10. Nintendo Gameboy
This is a fantastic version and it is truly remarkable how the arcade game was minaturised and squeezed into the little screen of the Gameboy. It looks and sounds great, and plays really fluidly. Whereas some of the games feel a bit of a chore to play, this is actually great fun.

11. Sega Mega Drive
Easily the best home version of Marble Madness is the version released for the Mega Drive. It is pretty much a straight conversion of the arcade game, looking, sounding and playing as close to the original as possible. This verson also features difficulty level settings to make the game easier or harder for you.
Rumour has it that there were actually two versions of Marble Madness released for the Mega Drive.
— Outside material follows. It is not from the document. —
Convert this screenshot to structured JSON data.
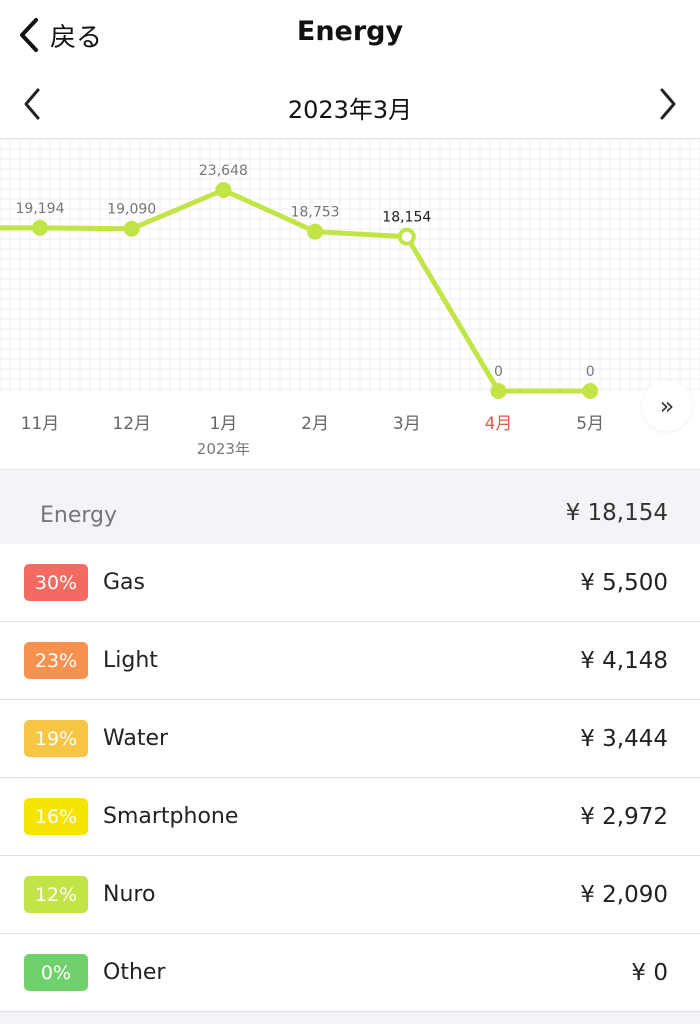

The one everybody knows about is the version released by Electronic Arts for the US and European markets and as described above, it's a fantastic conversion. However, apparently Tengen released a Japanese version, which is even more arcade-perfect. Unfortunately, the game goes for a fortune on eBay, and isn't available as a ROM to be played through an emulator, so finding out whether it is different and/or better than the Electronic Arts version isn't easy.

In conclusion, there were numerous conversions of Marble Madness for a variety of systems, ranging from totally awful yo absolutely terrific. The downside of all versions is that the arcade game was too short, with only six levels, and none of the conversions add anything extra to the arcade game. It might be that the Mega Drive version comes out as best, but did the original price tag of £40 actually represent good value for money? Plus, the arcade game wasn't really that much fun, was it? More annoying than entertaining.